For as bored as I got reading a sizable portion of this series, everything starting with Myne's baptism suddenly got me hooked. Stuff was happening, the plot was moving forward. Hell, she nearly kills a guy for the climax and actually starts talking smack. It legitimately got me wanting to invest in Part II of this series. But the rational blob of my brain knows that's only a psychological trap, because Bookworm is like a boring ex. It wants to get back together, promising me the moon and Mars, but I know that as soon as we hook back up, they'll just lounge around the house binging Netflix all day and talking about the weather.
That's not the worst of Bookworm, though. You know what this series is? A poser. It says it loves books to Voyager I and back, but it doesn't name one novel, doesn't reference one classic or contemporary. It doesn't even mention Osamu Dazai, whose name crops up in every other anime.

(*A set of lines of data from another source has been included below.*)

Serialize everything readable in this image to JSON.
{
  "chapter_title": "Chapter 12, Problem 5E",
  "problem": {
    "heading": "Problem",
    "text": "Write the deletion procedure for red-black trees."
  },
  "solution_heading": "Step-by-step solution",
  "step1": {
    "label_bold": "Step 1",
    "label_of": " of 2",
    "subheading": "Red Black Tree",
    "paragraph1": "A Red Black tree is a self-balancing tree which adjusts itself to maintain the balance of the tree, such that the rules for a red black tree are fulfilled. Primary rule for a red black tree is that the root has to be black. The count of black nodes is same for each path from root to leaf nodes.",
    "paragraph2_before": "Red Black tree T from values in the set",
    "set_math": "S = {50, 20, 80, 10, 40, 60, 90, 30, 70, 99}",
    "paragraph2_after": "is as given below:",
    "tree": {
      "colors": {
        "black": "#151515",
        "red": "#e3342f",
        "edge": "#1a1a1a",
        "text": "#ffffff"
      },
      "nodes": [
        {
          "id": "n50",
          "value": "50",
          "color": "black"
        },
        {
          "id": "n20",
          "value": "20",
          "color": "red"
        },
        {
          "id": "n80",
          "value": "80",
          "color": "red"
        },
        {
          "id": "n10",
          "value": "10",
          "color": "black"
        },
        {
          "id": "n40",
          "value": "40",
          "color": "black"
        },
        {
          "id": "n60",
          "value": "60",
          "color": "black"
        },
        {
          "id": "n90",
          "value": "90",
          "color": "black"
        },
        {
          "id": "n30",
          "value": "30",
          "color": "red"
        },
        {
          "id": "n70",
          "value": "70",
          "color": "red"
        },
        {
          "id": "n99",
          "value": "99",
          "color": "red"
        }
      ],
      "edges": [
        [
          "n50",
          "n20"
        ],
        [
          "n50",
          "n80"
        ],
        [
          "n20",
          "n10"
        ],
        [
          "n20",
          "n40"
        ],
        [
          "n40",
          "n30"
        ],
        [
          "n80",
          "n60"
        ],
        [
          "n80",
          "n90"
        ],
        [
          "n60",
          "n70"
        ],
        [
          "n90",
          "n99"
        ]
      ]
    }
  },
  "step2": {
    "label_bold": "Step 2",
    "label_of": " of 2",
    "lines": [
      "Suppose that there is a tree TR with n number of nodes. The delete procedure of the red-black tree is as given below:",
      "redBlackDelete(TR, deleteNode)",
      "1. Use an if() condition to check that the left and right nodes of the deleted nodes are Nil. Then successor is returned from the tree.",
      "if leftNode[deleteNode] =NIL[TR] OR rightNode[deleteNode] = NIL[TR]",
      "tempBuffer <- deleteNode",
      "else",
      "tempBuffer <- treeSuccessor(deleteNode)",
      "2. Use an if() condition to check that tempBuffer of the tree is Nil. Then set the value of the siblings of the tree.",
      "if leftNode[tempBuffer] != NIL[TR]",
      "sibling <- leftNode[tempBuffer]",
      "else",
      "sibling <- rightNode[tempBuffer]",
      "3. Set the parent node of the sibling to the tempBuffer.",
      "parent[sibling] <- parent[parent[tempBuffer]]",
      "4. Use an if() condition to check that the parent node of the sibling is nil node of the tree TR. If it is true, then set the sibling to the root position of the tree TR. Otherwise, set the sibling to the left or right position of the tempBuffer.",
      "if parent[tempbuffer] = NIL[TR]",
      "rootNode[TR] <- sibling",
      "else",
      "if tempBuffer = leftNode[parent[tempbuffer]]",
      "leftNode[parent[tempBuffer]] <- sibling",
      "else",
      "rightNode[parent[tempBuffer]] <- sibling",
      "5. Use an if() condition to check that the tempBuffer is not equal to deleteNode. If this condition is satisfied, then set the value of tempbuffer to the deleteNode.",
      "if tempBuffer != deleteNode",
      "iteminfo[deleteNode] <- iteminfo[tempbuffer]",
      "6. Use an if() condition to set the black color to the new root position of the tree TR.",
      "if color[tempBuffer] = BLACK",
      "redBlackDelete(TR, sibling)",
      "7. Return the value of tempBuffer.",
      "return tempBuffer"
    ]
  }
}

Wanna know a series which truly is passionate about what it claims to be passionate about? Hi-Score Girl. Its passion is for 90s video games rather than books, but its protagonist spends every waking moment of his day playing video games, gushing about them, or gushing about them while playing them. At no point while watching it did I stop and think to myself, “Y'know, I don't think this anime's that crazy for video games.”
I don't think Ascendance of a Bookworm is bad, but it is a disappointment. It does some things right but doesn't do those right things often enough for the habit to set in, so it reverts back to its boring, droning ways. I feel betrayed, having written how I like this series as like a fresh tangerine in a stand of produce past its expiration date, and conceptually it is. However, the execution falls on its face, then can't be bothered to get up, so it just drags itself along, and by the time it reaches the finale of this Part I trilogy, it looks up and sees me frolicking through a field, arms linked, with another series as my lover.